Most of the crowd was composed of students; most of them were cheerfully hostile to the Attorney-General. The subject of the debate was a bill he was sponsoring, which if passed, would have had far-reaching effects upon the University and the whole educational system of the Commonwealth.
This bill, "H-220," barred from employment in any educational institution in the state any "person who is a member of the Communist Party or who by speech or in writing advocates its doctrines, or who by speech or in writing advocates the overthrow by force" of the government.
The bill also provided that if "violations" occurred, both the employee and the employer would be punished by a maximum penalty of one year's imprisonment and a $10,000 fine.
The Harvard professor, Kirtley F. Mather, argued that the bill's wording was dangerously loose. He said that Communists advocate such "doctrines" as freedom of speech and world peace. Any professor--or any dormitory janitor--who expressed similar views would be subject to prosecution if the bill were enacted, he claimed.
The Attorney-General, Clarence A. Barnes, complained that his opponents were reading too much into his proposal. "This bill places no prohibition against the teachings of any subject or of any doctrine," he said. "It merely forbids the employment of teachers who are committed to a program of lies, deceits, and treachery."
Three days after the Mather-Barnes debate, President Conant testified before the House Education Committee, which had been considering the Barnes Bill since February 3. Conant spoke officially for Harvard, and was joined by representatives from Clark, Wellesley, Simmons, Williams, and MIT. They all condemned the bill.
The opposition to H-220 was successful. On March 3, the Barnes Bill--in amended form--was voted down by the House. At the same time, however, the House approved a bill excluding Communists from teaching in any state school or college.
This bill got through the Senate and was signed by Governor Robert F. Bradford '23 on March 19. It lacked practically all of the controversial features of the Attorney-General's proposal.
In the same period, there were three other measures in the same general spirit. All were defeated.
This spring, roughly a year after the Barnes Bill episode, there appeared another legislative attempt to throttle "subversive teaching" in Massachusetts.
Although this bill, presented by Representative Ralph W. Sullivan, at the beginning of the 1949 General Court session, attracted considerably less attention from the University than the Barnes Bill had, it also got considerably further along the path to enactment before it was scotched.
Sullivan's bill removed from tax exempt status "any educational organization that knowingly employs on its faculty a member of the Communist Party, or one who teaches its doctrines of atheism."
At first Sullivan remarked that he had no hope of getting his proposal passed, but by the date of the bill's hearing, March 28, he had become more optimistic.
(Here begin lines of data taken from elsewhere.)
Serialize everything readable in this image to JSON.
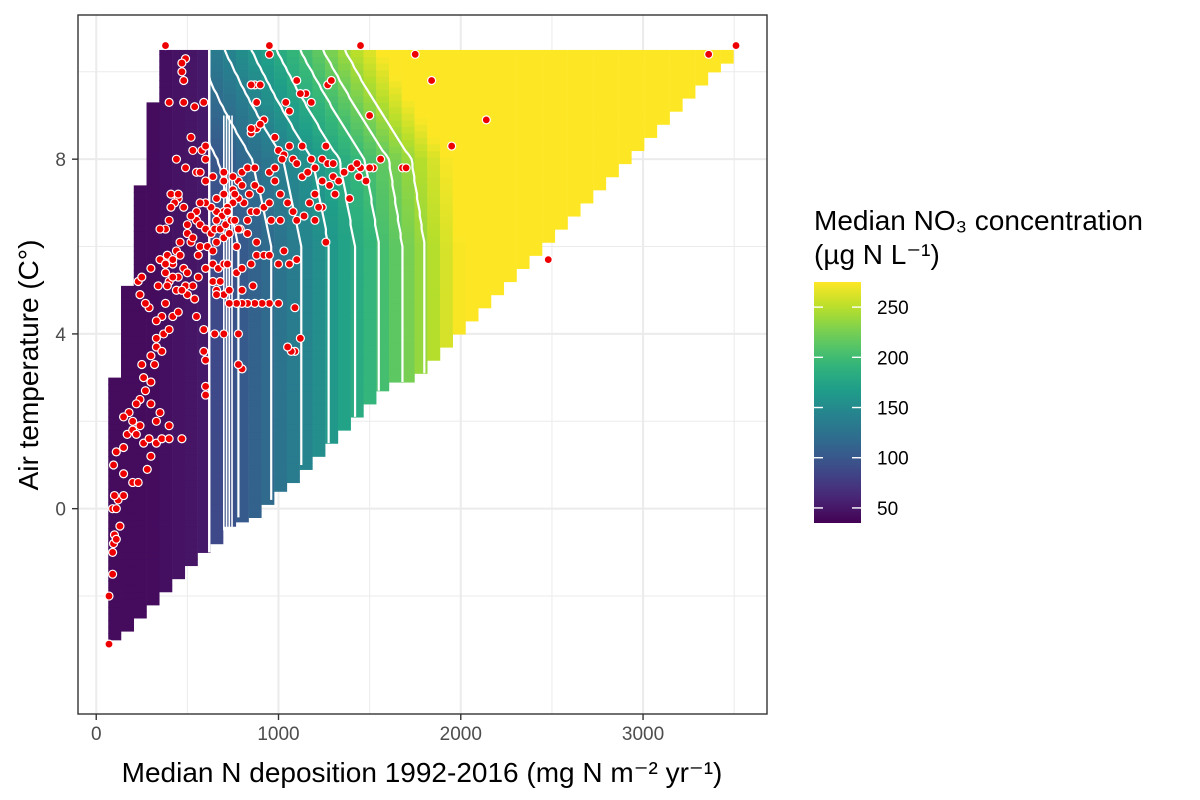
{
  "chart_data": {
    "type": "heatmap",
    "title": "",
    "xlabel": "Median N deposition 1992-2016 (mg N m⁻² yr⁻¹)",
    "ylabel": "Air temperature (C°)",
    "xlim": [
      -100,
      3680
    ],
    "ylim": [
      -4.7,
      11.3
    ],
    "x_ticks": [
      0,
      1000,
      2000,
      3000
    ],
    "x_tick_labels": [
      "0",
      "1000",
      "2000",
      "3000"
    ],
    "y_ticks": [
      0,
      4,
      8
    ],
    "y_tick_labels": [
      "0",
      "4",
      "8"
    ],
    "grid": true,
    "legend": {
      "title_line1": "Median NO₃ concentration",
      "title_line2": "(µg N L⁻¹)",
      "placement": "right",
      "min": 35,
      "max": 275,
      "breaks": [
        50,
        100,
        150,
        200,
        250
      ],
      "break_labels": [
        "50",
        "100",
        "150",
        "200",
        "250"
      ],
      "colormap": "viridis"
    },
    "surface": {
      "bin_width": 68,
      "columns": [
        {
          "x": 100,
          "ymin": -3.0,
          "ymax": 3.0
        },
        {
          "x": 170,
          "ymin": -2.8,
          "ymax": 5.1
        },
        {
          "x": 240,
          "ymin": -2.5,
          "ymax": 7.4
        },
        {
          "x": 310,
          "ymin": -2.2,
          "ymax": 9.3
        },
        {
          "x": 380,
          "ymin": -1.9,
          "ymax": 10.5
        },
        {
          "x": 450,
          "ymin": -1.6,
          "ymax": 10.5
        },
        {
          "x": 520,
          "ymin": -1.3,
          "ymax": 10.5
        },
        {
          "x": 590,
          "ymin": -1.0,
          "ymax": 10.5
        },
        {
          "x": 660,
          "ymin": -0.8,
          "ymax": 10.5
        },
        {
          "x": 730,
          "ymin": -0.4,
          "ymax": 10.5
        },
        {
          "x": 800,
          "ymin": -0.3,
          "ymax": 10.5
        },
        {
          "x": 870,
          "ymin": -0.2,
          "ymax": 10.5
        },
        {
          "x": 940,
          "ymin": 0.1,
          "ymax": 10.5
        },
        {
          "x": 1010,
          "ymin": 0.4,
          "ymax": 10.5
        },
        {
          "x": 1080,
          "ymin": 0.6,
          "ymax": 10.5
        },
        {
          "x": 1150,
          "ymin": 0.9,
          "ymax": 10.5
        },
        {
          "x": 1220,
          "ymin": 1.2,
          "ymax": 10.5
        },
        {
          "x": 1290,
          "ymin": 1.5,
          "ymax": 10.5
        },
        {
          "x": 1360,
          "ymin": 1.8,
          "ymax": 10.5
        },
        {
          "x": 1430,
          "ymin": 2.1,
          "ymax": 10.5
        },
        {
          "x": 1500,
          "ymin": 2.4,
          "ymax": 10.5
        },
        {
          "x": 1570,
          "ymin": 2.7,
          "ymax": 10.5
        },
        {
          "x": 1640,
          "ymin": 2.9,
          "ymax": 10.5
        },
        {
          "x": 1710,
          "ymin": 2.9,
          "ymax": 10.5
        },
        {
          "x": 1780,
          "ymin": 3.1,
          "ymax": 10.5
        },
        {
          "x": 1850,
          "ymin": 3.4,
          "ymax": 10.5
        },
        {
          "x": 1920,
          "ymin": 3.7,
          "ymax": 10.5
        },
        {
          "x": 1990,
          "ymin": 4.0,
          "ymax": 10.5
        },
        {
          "x": 2060,
          "ymin": 4.3,
          "ymax": 10.5
        },
        {
          "x": 2130,
          "ymin": 4.6,
          "ymax": 10.5
        },
        {
          "x": 2200,
          "ymin": 4.9,
          "ymax": 10.5
        },
        {
          "x": 2270,
          "ymin": 5.2,
          "ymax": 10.5
        },
        {
          "x": 2340,
          "ymin": 5.5,
          "ymax": 10.5
        },
        {
          "x": 2410,
          "ymin": 5.8,
          "ymax": 10.5
        },
        {
          "x": 2480,
          "ymin": 6.1,
          "ymax": 10.5
        },
        {
          "x": 2550,
          "ymin": 6.4,
          "ymax": 10.5
        },
        {
          "x": 2620,
          "ymin": 6.7,
          "ymax": 10.5
        },
        {
          "x": 2690,
          "ymin": 7.0,
          "ymax": 10.5
        },
        {
          "x": 2760,
          "ymin": 7.3,
          "ymax": 10.5
        },
        {
          "x": 2830,
          "ymin": 7.6,
          "ymax": 10.5
        },
        {
          "x": 2900,
          "ymin": 7.9,
          "ymax": 10.5
        },
        {
          "x": 2970,
          "ymin": 8.2,
          "ymax": 10.5
        },
        {
          "x": 3040,
          "ymin": 8.5,
          "ymax": 10.5
        },
        {
          "x": 3110,
          "ymin": 8.8,
          "ymax": 10.5
        },
        {
          "x": 3180,
          "ymin": 9.1,
          "ymax": 10.5
        },
        {
          "x": 3250,
          "ymin": 9.4,
          "ymax": 10.5
        },
        {
          "x": 3320,
          "ymin": 9.7,
          "ymax": 10.5
        },
        {
          "x": 3390,
          "ymin": 10.0,
          "ymax": 10.5
        },
        {
          "x": 3460,
          "ymin": 10.2,
          "ymax": 10.5
        }
      ]
    },
    "contour_levels": [
      60,
      80,
      100,
      120,
      140,
      160,
      180,
      200,
      220,
      240
    ],
    "points": [
      [
        70,
        -3.1
      ],
      [
        70,
        -2.0
      ],
      [
        90,
        -1.5
      ],
      [
        90,
        -1.0
      ],
      [
        95,
        -0.8
      ],
      [
        100,
        -0.6
      ],
      [
        110,
        -0.7
      ],
      [
        90,
        0.0
      ],
      [
        110,
        0.0
      ],
      [
        120,
        0.2
      ],
      [
        130,
        -0.4
      ],
      [
        150,
        0.3
      ],
      [
        100,
        0.3
      ],
      [
        95,
        1.0
      ],
      [
        110,
        1.3
      ],
      [
        150,
        1.4
      ],
      [
        150,
        0.8
      ],
      [
        170,
        1.7
      ],
      [
        200,
        1.8
      ],
      [
        220,
        1.7
      ],
      [
        240,
        1.9
      ],
      [
        200,
        2.0
      ],
      [
        180,
        2.2
      ],
      [
        150,
        2.1
      ],
      [
        200,
        0.6
      ],
      [
        230,
        0.6
      ],
      [
        280,
        0.9
      ],
      [
        300,
        1.2
      ],
      [
        260,
        1.5
      ],
      [
        290,
        1.6
      ],
      [
        330,
        1.5
      ],
      [
        360,
        1.6
      ],
      [
        400,
        1.6
      ],
      [
        470,
        1.6
      ],
      [
        400,
        1.9
      ],
      [
        330,
        2.0
      ],
      [
        350,
        2.2
      ],
      [
        300,
        2.4
      ],
      [
        270,
        2.7
      ],
      [
        300,
        2.9
      ],
      [
        260,
        3.0
      ],
      [
        240,
        2.5
      ],
      [
        220,
        2.4
      ],
      [
        320,
        3.3
      ],
      [
        250,
        3.3
      ],
      [
        330,
        3.7
      ],
      [
        300,
        3.5
      ],
      [
        360,
        3.6
      ],
      [
        330,
        3.9
      ],
      [
        370,
        4.0
      ],
      [
        400,
        4.1
      ],
      [
        360,
        4.4
      ],
      [
        380,
        4.7
      ],
      [
        420,
        4.4
      ],
      [
        450,
        4.5
      ],
      [
        330,
        4.3
      ],
      [
        290,
        4.6
      ],
      [
        270,
        4.7
      ],
      [
        240,
        4.9
      ],
      [
        230,
        5.2
      ],
      [
        250,
        5.3
      ],
      [
        300,
        5.5
      ],
      [
        350,
        5.7
      ],
      [
        390,
        5.8
      ],
      [
        440,
        5.9
      ],
      [
        460,
        5.8
      ],
      [
        480,
        5.5
      ],
      [
        500,
        5.4
      ],
      [
        420,
        5.6
      ],
      [
        380,
        5.4
      ],
      [
        340,
        5.1
      ],
      [
        400,
        5.2
      ],
      [
        440,
        5.0
      ],
      [
        490,
        5.1
      ],
      [
        530,
        5.1
      ],
      [
        560,
        5.3
      ],
      [
        600,
        5.5
      ],
      [
        640,
        5.6
      ],
      [
        670,
        5.5
      ],
      [
        700,
        5.6
      ],
      [
        720,
        5.6
      ],
      [
        560,
        5.8
      ],
      [
        520,
        6.1
      ],
      [
        500,
        6.5
      ],
      [
        550,
        6.6
      ],
      [
        570,
        6.5
      ],
      [
        600,
        6.4
      ],
      [
        630,
        6.3
      ],
      [
        650,
        6.4
      ],
      [
        680,
        6.4
      ],
      [
        710,
        6.5
      ],
      [
        740,
        6.6
      ],
      [
        760,
        6.6
      ],
      [
        790,
        6.4
      ],
      [
        830,
        6.6
      ],
      [
        850,
        6.8
      ],
      [
        880,
        6.8
      ],
      [
        920,
        6.9
      ],
      [
        950,
        7.0
      ],
      [
        900,
        7.3
      ],
      [
        870,
        7.4
      ],
      [
        840,
        7.2
      ],
      [
        810,
        7.0
      ],
      [
        780,
        7.1
      ],
      [
        750,
        7.0
      ],
      [
        720,
        6.9
      ],
      [
        700,
        6.8
      ],
      [
        660,
        6.8
      ],
      [
        630,
        6.9
      ],
      [
        600,
        7.0
      ],
      [
        570,
        7.0
      ],
      [
        550,
        6.8
      ],
      [
        520,
        6.7
      ],
      [
        480,
        6.9
      ],
      [
        450,
        7.1
      ],
      [
        430,
        7.0
      ],
      [
        410,
        6.9
      ],
      [
        400,
        6.6
      ],
      [
        380,
        6.4
      ],
      [
        350,
        6.4
      ],
      [
        410,
        7.2
      ],
      [
        450,
        7.2
      ],
      [
        600,
        7.5
      ],
      [
        640,
        7.6
      ],
      [
        700,
        7.5
      ],
      [
        750,
        7.3
      ],
      [
        780,
        7.5
      ],
      [
        800,
        7.7
      ],
      [
        830,
        7.8
      ],
      [
        870,
        7.8
      ],
      [
        950,
        7.7
      ],
      [
        980,
        7.5
      ],
      [
        1010,
        7.2
      ],
      [
        1050,
        7.0
      ],
      [
        1080,
        6.8
      ],
      [
        1010,
        6.6
      ],
      [
        960,
        6.6
      ],
      [
        1100,
        6.6
      ],
      [
        1140,
        6.7
      ],
      [
        1170,
        7.0
      ],
      [
        1200,
        7.2
      ],
      [
        1240,
        7.5
      ],
      [
        1280,
        7.4
      ],
      [
        1300,
        7.6
      ],
      [
        1330,
        7.5
      ],
      [
        1360,
        7.7
      ],
      [
        1400,
        7.8
      ],
      [
        1440,
        7.6
      ],
      [
        1480,
        7.5
      ],
      [
        1520,
        7.8
      ],
      [
        1450,
        7.8
      ],
      [
        1390,
        7.1
      ],
      [
        1310,
        7.2
      ],
      [
        1240,
        6.9
      ],
      [
        1200,
        6.6
      ],
      [
        1220,
        6.9
      ],
      [
        1260,
        6.1
      ],
      [
        1100,
        5.7
      ],
      [
        1060,
        5.6
      ],
      [
        1000,
        5.6
      ],
      [
        1030,
        5.9
      ],
      [
        1000,
        4.7
      ],
      [
        950,
        4.7
      ],
      [
        910,
        4.7
      ],
      [
        870,
        4.7
      ],
      [
        830,
        4.7
      ],
      [
        800,
        4.7
      ],
      [
        770,
        4.7
      ],
      [
        730,
        4.7
      ],
      [
        700,
        4.9
      ],
      [
        660,
        5.0
      ],
      [
        640,
        5.2
      ],
      [
        680,
        5.2
      ],
      [
        730,
        5.0
      ],
      [
        800,
        5.0
      ],
      [
        860,
        5.1
      ],
      [
        770,
        5.4
      ],
      [
        800,
        5.5
      ],
      [
        850,
        5.6
      ],
      [
        880,
        5.8
      ],
      [
        920,
        5.8
      ],
      [
        950,
        5.8
      ],
      [
        880,
        6.1
      ],
      [
        830,
        6.3
      ],
      [
        780,
        6.4
      ],
      [
        1090,
        4.6
      ],
      [
        1090,
        3.6
      ],
      [
        1070,
        3.6
      ],
      [
        1050,
        3.7
      ],
      [
        1120,
        3.9
      ],
      [
        600,
        2.6
      ],
      [
        600,
        2.8
      ],
      [
        590,
        3.6
      ],
      [
        600,
        3.4
      ],
      [
        650,
        4.0
      ],
      [
        700,
        4.0
      ],
      [
        780,
        4.0
      ],
      [
        800,
        3.2
      ],
      [
        780,
        3.3
      ],
      [
        660,
        4.9
      ],
      [
        590,
        4.1
      ],
      [
        550,
        4.4
      ],
      [
        540,
        4.8
      ],
      [
        500,
        4.9
      ],
      [
        470,
        5.0
      ],
      [
        450,
        5.3
      ],
      [
        420,
        5.3
      ],
      [
        390,
        5.1
      ],
      [
        380,
        5.6
      ],
      [
        420,
        5.7
      ],
      [
        460,
        6.1
      ],
      [
        500,
        6.3
      ],
      [
        530,
        6.2
      ],
      [
        570,
        6.0
      ],
      [
        610,
        6.0
      ],
      [
        640,
        5.9
      ],
      [
        660,
        6.1
      ],
      [
        700,
        6.2
      ],
      [
        730,
        6.3
      ],
      [
        770,
        6.0
      ],
      [
        550,
        7.7
      ],
      [
        570,
        7.7
      ],
      [
        600,
        8.0
      ],
      [
        580,
        8.2
      ],
      [
        530,
        8.2
      ],
      [
        600,
        8.3
      ],
      [
        520,
        8.5
      ],
      [
        490,
        7.8
      ],
      [
        440,
        8.0
      ],
      [
        480,
        9.3
      ],
      [
        540,
        9.2
      ],
      [
        590,
        9.3
      ],
      [
        480,
        9.8
      ],
      [
        470,
        10.0
      ],
      [
        490,
        10.3
      ],
      [
        470,
        10.2
      ],
      [
        400,
        9.3
      ],
      [
        380,
        10.6
      ],
      [
        850,
        8.6
      ],
      [
        880,
        8.7
      ],
      [
        920,
        8.9
      ],
      [
        980,
        8.5
      ],
      [
        1000,
        8.2
      ],
      [
        1030,
        8.1
      ],
      [
        1060,
        8.3
      ],
      [
        1080,
        8.0
      ],
      [
        1020,
        8.0
      ],
      [
        980,
        7.8
      ],
      [
        1100,
        7.9
      ],
      [
        1130,
        7.6
      ],
      [
        1160,
        7.7
      ],
      [
        1200,
        7.8
      ],
      [
        1240,
        8.0
      ],
      [
        1270,
        7.9
      ],
      [
        1300,
        7.9
      ],
      [
        1260,
        8.3
      ],
      [
        1180,
        8.0
      ],
      [
        1150,
        9.5
      ],
      [
        1120,
        9.5
      ],
      [
        1100,
        9.8
      ],
      [
        1040,
        9.3
      ],
      [
        1060,
        9.1
      ],
      [
        1130,
        8.3
      ],
      [
        1180,
        9.3
      ],
      [
        1270,
        9.7
      ],
      [
        1290,
        9.8
      ],
      [
        1430,
        7.9
      ],
      [
        1500,
        7.8
      ],
      [
        1560,
        8.0
      ],
      [
        1680,
        7.8
      ],
      [
        1700,
        7.8
      ],
      [
        1500,
        9.0
      ],
      [
        1750,
        10.4
      ],
      [
        1840,
        9.8
      ],
      [
        1950,
        8.3
      ],
      [
        2140,
        8.9
      ],
      [
        2480,
        5.7
      ],
      [
        3360,
        10.4
      ],
      [
        3510,
        10.6
      ],
      [
        1450,
        10.6
      ],
      [
        950,
        10.6
      ],
      [
        950,
        10.4
      ],
      [
        870,
        9.7
      ],
      [
        850,
        9.7
      ],
      [
        900,
        9.7
      ],
      [
        880,
        9.3
      ],
      [
        850,
        8.7
      ],
      [
        900,
        8.8
      ],
      [
        700,
        7.7
      ],
      [
        700,
        7.2
      ],
      [
        660,
        7.1
      ],
      [
        690,
        6.7
      ],
      [
        660,
        6.6
      ],
      [
        720,
        6.8
      ],
      [
        760,
        7.2
      ],
      [
        750,
        7.6
      ],
      [
        800,
        7.4
      ]
    ]
  }
}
He announced that he would press hard for the passage of H-442, and substituted for "atheistic communism" advocacy of "the overthrow of the government of the United States by force or violence."
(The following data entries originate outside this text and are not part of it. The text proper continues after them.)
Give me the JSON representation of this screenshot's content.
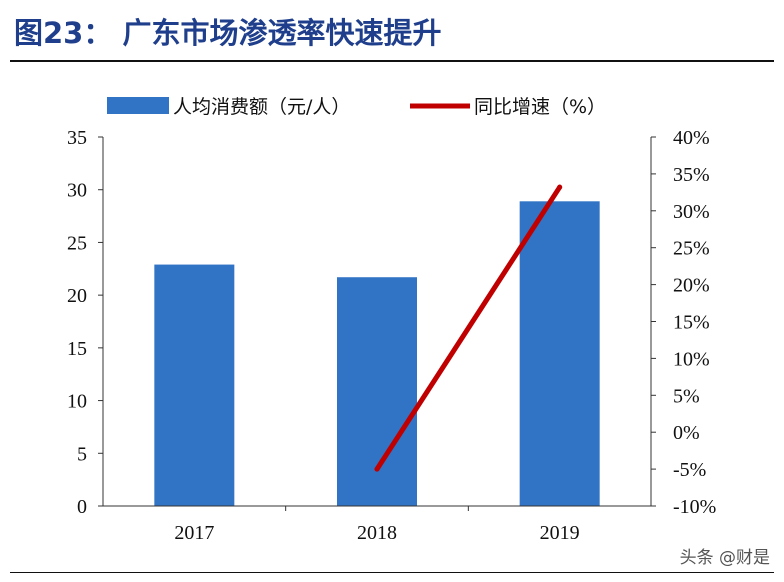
{
  "header": {
    "title": "图23：  广东市场渗透率快速提升",
    "watermark": "头条 @财是"
  },
  "chart_data": {
    "type": "bar",
    "categories": [
      "2017",
      "2018",
      "2019"
    ],
    "series": [
      {
        "name": "人均消费额（元/人）",
        "type": "bar",
        "axis": "left",
        "values": [
          22.9,
          21.7,
          28.9
        ],
        "color": "#3173c5"
      },
      {
        "name": "同比增速（%）",
        "type": "line",
        "axis": "right",
        "values": [
          null,
          -5.0,
          33.2
        ],
        "color": "#c00000"
      }
    ],
    "left_axis": {
      "ylim": [
        0,
        35
      ],
      "ticks": [
        "0",
        "5",
        "10",
        "15",
        "20",
        "25",
        "30",
        "35"
      ]
    },
    "right_axis": {
      "ylim": [
        -10,
        40
      ],
      "ticks": [
        "-10%",
        "-5%",
        "0%",
        "5%",
        "10%",
        "15%",
        "20%",
        "25%",
        "30%",
        "35%",
        "40%"
      ]
    },
    "legend": {
      "position": "top"
    },
    "grid": false
  }
}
After the hearing ended, the Education Committee switched the wording of H-442 back from "advocacy of overthrow" to "atheistic communism." The penalty, which had been on the institution concerned, was instead placed on the individual teacher.
This re-worked version passed the House on May 4 without a single dissent, but was defeated in the Senate 5 days later. One representative said that most of his colleagues opposed the bill, but that they were "afraid to voice opposition to it because they themselves might be open to accusations of sympathizing with Communism."